Untuk komoditas pangan lain, seperti beras, gula, dan daging, lanjut Rusli, Indonesia akan terbantu dengan produksi di dalam negeri. Di tengah perlombaan negara-negara importir pangan mengamankan stok pangannya, ia berharap Indonesia bisa memastikan ketersediaan pasokan dari produsen untuk jangka panjang minimal satu tahun ke depan.
Impor dan operasi pasar
Direktur Jenderal Perdagangan Dalam Negeri Kementerian Perdagangan Oke Nurwan mengatakan, pemerintah memang terus mencermati pergerakan harga kedelai impor dan jagung pakan ternak lantaran stoknya terbatas.
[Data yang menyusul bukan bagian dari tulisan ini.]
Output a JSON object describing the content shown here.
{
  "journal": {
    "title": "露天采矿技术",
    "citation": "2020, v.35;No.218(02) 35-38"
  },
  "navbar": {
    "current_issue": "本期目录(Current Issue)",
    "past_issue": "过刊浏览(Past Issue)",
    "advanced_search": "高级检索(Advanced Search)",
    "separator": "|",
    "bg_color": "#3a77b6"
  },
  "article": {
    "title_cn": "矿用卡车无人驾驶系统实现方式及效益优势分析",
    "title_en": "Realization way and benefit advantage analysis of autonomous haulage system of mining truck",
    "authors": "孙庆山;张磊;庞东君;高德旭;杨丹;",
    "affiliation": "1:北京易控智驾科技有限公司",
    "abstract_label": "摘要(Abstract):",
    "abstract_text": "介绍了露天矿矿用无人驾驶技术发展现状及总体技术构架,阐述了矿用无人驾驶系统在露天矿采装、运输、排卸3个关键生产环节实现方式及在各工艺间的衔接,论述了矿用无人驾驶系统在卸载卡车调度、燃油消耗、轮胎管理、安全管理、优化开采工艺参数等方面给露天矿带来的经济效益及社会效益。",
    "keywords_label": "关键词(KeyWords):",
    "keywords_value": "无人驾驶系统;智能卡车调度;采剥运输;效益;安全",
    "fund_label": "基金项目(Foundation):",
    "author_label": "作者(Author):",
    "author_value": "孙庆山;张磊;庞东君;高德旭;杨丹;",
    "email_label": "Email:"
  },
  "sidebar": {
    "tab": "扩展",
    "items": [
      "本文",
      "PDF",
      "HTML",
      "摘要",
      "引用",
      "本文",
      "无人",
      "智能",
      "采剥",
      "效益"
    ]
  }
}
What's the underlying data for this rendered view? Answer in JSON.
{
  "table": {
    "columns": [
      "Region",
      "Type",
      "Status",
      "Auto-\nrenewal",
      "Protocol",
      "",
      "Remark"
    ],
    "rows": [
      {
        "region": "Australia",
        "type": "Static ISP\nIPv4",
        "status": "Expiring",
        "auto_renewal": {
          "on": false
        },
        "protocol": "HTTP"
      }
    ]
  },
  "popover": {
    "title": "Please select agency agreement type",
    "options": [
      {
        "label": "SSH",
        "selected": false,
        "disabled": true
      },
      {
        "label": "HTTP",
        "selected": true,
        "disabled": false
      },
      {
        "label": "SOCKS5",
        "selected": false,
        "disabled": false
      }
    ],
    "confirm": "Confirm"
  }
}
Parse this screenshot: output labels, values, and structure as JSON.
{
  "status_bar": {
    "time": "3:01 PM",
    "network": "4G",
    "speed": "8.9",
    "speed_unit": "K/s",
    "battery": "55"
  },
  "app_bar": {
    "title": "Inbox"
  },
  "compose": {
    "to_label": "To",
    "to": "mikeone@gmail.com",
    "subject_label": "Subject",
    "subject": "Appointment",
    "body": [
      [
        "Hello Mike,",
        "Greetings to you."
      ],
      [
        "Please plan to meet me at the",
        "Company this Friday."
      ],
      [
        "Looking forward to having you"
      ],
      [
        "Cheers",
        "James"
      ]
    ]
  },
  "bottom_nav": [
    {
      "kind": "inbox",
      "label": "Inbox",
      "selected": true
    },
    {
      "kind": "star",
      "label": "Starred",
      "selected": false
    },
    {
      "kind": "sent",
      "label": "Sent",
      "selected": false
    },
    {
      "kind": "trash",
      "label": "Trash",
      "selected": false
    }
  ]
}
Stok kedelai impor per 29 Juni 2021 sebanyak 470.000 ton atau cukup untuk kebutuhan dua bulan ke depan, sedangkan kekurangannya ke depan akan dipenuhi melalui impor.
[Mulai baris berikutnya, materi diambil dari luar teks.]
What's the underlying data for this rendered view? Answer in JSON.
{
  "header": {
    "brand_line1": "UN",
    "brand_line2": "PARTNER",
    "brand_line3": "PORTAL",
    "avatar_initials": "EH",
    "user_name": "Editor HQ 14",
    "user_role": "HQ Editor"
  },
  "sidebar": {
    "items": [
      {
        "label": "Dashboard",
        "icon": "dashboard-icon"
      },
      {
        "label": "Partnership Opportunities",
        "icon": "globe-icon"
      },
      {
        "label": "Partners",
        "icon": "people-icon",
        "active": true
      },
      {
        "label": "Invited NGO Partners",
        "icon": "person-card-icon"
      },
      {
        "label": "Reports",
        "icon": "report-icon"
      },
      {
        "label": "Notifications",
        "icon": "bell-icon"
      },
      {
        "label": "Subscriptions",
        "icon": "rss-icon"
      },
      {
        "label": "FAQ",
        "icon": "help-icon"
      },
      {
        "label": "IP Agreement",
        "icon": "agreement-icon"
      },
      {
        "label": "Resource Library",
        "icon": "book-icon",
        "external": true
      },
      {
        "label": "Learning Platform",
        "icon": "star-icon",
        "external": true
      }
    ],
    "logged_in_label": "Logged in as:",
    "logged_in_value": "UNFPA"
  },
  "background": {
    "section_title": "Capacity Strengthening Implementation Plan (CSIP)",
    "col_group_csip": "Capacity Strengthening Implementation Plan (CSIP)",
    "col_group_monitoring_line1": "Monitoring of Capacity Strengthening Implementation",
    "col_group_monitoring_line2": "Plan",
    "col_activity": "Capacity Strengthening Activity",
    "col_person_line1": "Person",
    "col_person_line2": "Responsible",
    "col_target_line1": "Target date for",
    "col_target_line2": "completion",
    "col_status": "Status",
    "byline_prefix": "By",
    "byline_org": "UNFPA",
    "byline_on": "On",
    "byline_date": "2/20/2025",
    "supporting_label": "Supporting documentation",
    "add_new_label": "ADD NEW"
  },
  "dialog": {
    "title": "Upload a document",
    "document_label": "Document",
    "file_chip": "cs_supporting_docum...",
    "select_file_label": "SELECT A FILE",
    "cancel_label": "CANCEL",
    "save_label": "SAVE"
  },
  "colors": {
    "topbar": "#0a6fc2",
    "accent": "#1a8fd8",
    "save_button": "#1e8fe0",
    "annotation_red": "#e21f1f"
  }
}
Selain menjaga stok, pemerintah juga berupaya mengendalikan harga kedelai di tingkat importir Rp 9.200-Rp 9.300 per kg sehingga harga kedelai di tingkat perajin tahu dan tempe berada di kisaran Rp 9.600-Rp 10.000 per kg.
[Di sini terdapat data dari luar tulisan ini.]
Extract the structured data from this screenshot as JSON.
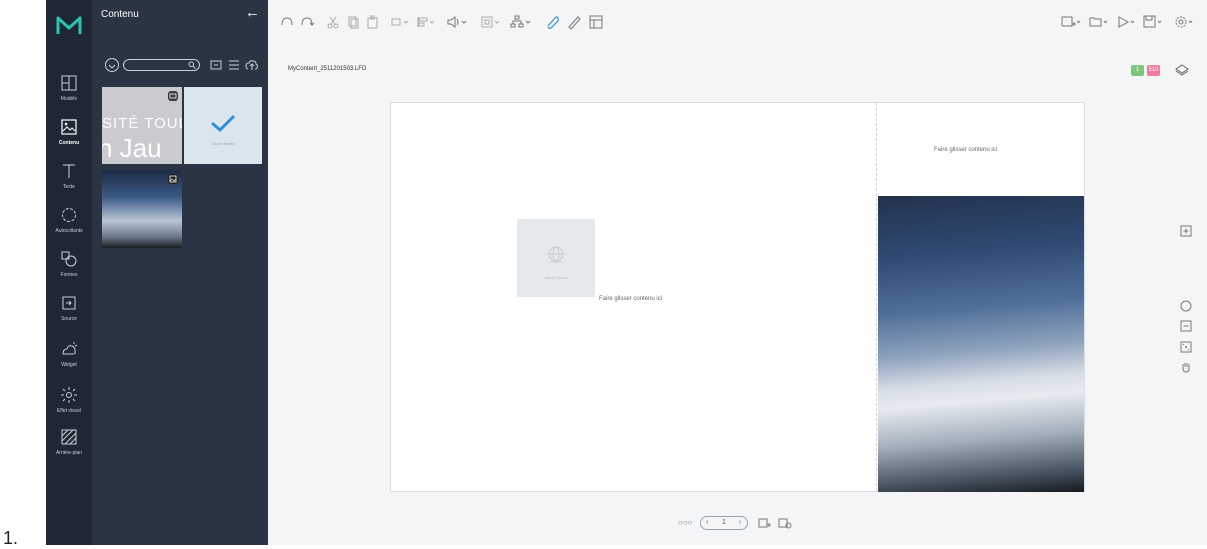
{
  "outer_list_number": "1.",
  "sidebar": {
    "items": [
      {
        "label": "Modèle",
        "icon": "layout-icon"
      },
      {
        "label": "Contenu",
        "icon": "image-icon",
        "active": true
      },
      {
        "label": "Texte",
        "icon": "text-icon"
      },
      {
        "label": "Autocollants",
        "icon": "sticker-icon"
      },
      {
        "label": "Formes",
        "icon": "shapes-icon"
      },
      {
        "label": "Source",
        "icon": "source-icon"
      },
      {
        "label": "Widget",
        "icon": "weather-icon"
      },
      {
        "label": "Effet visuel",
        "icon": "effect-icon"
      },
      {
        "label": "Arrière-plan",
        "icon": "background-icon"
      }
    ]
  },
  "panel": {
    "title": "Contenu",
    "back_glyph": "←",
    "thumbnails": [
      {
        "line1": "SITÉ TOUL",
        "line2": "n Jau"
      },
      {
        "tag": "Saved Media"
      },
      {
        "kind": "sky-photo"
      }
    ]
  },
  "document": {
    "filename": "MyContent_2511201503.LFD",
    "page_badge": "1",
    "size_badge": "510",
    "badge_colors": {
      "page": "#7cc57a",
      "size": "#f07aa0"
    }
  },
  "canvas": {
    "drop_text_left": "Faire glisser contenu ici",
    "drop_text_right": "Faire glisser contenu ici",
    "placeholder_tag": "Saved Media"
  },
  "footer": {
    "dots": "○○○",
    "page_number": "1",
    "prev_glyph": "‹",
    "next_glyph": "›"
  },
  "colors": {
    "rail_bg": "#1f2734",
    "panel_bg": "#2b3442",
    "accent_blue": "#2f8fd8"
  }
}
”Dengan begitu, harga tempe akan mengalami penyesuaian menjadi Rp 17.000 per kg dari sebelumnya Rp 16.000 per kg, sedangkan harga tahu menjadi Rp 700 per potong dari sebelumnya Rp 650 per potong,” katanya.
Kementerian Perdagangan juga telah meminta Asosiasi Importir Kedelai Indonesia (Akindo) untuk melakukan operasi pasar (OP) terbatas bagi perajin tempe dan tahu dalam tiga bulan ke depan. Target penyalurannya sebanyak 5.000 ton per bulan, sedangkan harganya Rp 10.000 per kg di tingkat importir dan di tingkat perajin paling tinggi Rp 10.000 per kg.
Pemerintah juga berupaya mengendalikan harga kedelai di tingkat importir Rp 9.200-Rp 9.300 per kg sehingga harga kedelai di tingkat perajin tahu dan tempe berada di kisaran Rp 9.600-Rp 10.000 per kg.
Untuk jagung, lanjut Oke, stoknya diperkirakan akan terus bertambah karena sudah mulai panen di sejumlah daerah. Namun, untuk mengantisipasi kekurangan stok, pemerintah akan mengimpor gandum untuk pakan ayam sebanyak 300.000 ton. Gandum impor ini dikhususkan bagi peternak ayam pedaging, bukan petelur.
Berdasarkan data prognosis neraca pangan strategis periode Mei-Agustus 2021 Kementerian Pertanian, stok jagung pada April 2021 sebanyak 2,28 juta ton dan produksi sepanjang Mei-Agustus sebanyak 7,59 juta ton. Kebutuhan jagung dalam periode tersebut diperkirakan sebanyak 6,4 juta ton.
Oke menambahkan, untuk komoditas pangan lain, seperti gula dan beras, stok di dalam negeri masih berlimpah. Untuk gula, saat ini tengah musim giling tebu dan jumlah stoknya per 29 Juni 2021 sebanyak 434.360 ton atau cukup untuk dua bulan ke depan. Adapun untuk beras, Perum Bulog masih memiliki stok sebanyak 1,39 juta ton, cukup untuk 18 bulan mendatang.